Data obtained were presented as mean ± SD of three dependent determinations. Significant differences between means of total phenolic, total flavonoids, tannins and LC–MS analysis results were determined by Student t-test, and p values (< 0.05) were regarded as significant. Results of antioxidant, anti-inflammatory and anticoagulant activities were subjected to statistical analysis of variance (ANOVA) using ECXEL STAT (version 2014) package at p < 0.05 significant levels.

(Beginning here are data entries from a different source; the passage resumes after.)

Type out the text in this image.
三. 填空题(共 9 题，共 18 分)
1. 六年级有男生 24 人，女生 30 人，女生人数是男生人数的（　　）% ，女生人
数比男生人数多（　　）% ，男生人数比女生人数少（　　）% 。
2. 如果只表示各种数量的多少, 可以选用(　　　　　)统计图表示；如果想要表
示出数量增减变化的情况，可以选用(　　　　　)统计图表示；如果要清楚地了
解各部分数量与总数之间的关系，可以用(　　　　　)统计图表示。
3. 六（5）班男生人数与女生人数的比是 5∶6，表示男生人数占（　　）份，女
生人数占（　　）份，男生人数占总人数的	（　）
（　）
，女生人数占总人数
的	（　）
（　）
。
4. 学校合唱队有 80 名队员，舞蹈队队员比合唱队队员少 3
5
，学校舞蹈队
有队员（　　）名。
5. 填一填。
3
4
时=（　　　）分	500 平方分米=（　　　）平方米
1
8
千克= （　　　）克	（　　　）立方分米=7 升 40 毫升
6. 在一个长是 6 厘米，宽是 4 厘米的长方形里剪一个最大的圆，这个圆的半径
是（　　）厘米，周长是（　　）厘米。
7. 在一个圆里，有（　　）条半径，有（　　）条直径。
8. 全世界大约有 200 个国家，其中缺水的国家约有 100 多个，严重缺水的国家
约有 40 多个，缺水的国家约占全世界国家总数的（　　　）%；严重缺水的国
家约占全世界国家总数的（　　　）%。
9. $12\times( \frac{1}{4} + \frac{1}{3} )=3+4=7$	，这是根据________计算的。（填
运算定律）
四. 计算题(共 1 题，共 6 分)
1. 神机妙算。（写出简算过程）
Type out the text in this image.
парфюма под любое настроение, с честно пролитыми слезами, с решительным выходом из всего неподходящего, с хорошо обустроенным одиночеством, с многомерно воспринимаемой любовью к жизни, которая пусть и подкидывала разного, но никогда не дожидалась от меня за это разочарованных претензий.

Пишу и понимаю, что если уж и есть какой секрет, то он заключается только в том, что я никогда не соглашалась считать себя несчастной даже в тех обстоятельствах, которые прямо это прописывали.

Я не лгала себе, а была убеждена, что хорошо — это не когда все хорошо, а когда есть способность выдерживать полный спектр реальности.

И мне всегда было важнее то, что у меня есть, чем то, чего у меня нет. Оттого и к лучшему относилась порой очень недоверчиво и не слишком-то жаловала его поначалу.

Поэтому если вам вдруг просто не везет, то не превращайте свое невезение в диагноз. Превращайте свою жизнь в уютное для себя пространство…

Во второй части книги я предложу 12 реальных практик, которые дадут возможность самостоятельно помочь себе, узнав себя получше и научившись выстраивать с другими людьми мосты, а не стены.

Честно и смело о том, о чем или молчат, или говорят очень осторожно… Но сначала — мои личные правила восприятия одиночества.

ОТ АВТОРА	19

The current study aims to determine cytotoxicity, antioxidant, anti-inflammatory, anti-hemolysis, and anticoagulant activities, of phenolic compounds extracted from OMW from Abani cultivar. Because of few scientific works have been carried out on the enhancement and evaluation of the biological potential of polyphenols of OMW, this topic is considered that be relatively new. It shows for the first time that phenolic extracts of OMW have anti-hemolytic and anti-inflammatory properties. In addition, it demonstrates that they possess potent dose-dependent toxicity was observed in brine shrimp lethality assay, antioxidant and anticoagulant activity, and can stabilize human erythrocyte membranes in a dose-dependent manner. Chemical examination reveals the presence of polyphenols, flavonoids and tannins that may be responsible for the aforementioned properties. The major phenolic compound revealed by LC–MS is Kaempferol. The overall results of the current study demonstrate that OMW offers very promising prospects for valorizing polyphenols and reducing their polluting impact on the environment and OMW bioactivities increase the valorization of these by-products. Concluding, the obtained results are interesting, however, the mechanisms underlying the observed effects are unknown. It would therefore be wise in the future to deepen the phytochemical study of this effluent by trying to identify and purify the phenolic compounds responsible for these biological activities and to test them in vivo. In addition, more extensive research is needed to identify the secondary metabolites responsible for the reported biological activities and discover the underlying mechanism behind these therapeutic potentials.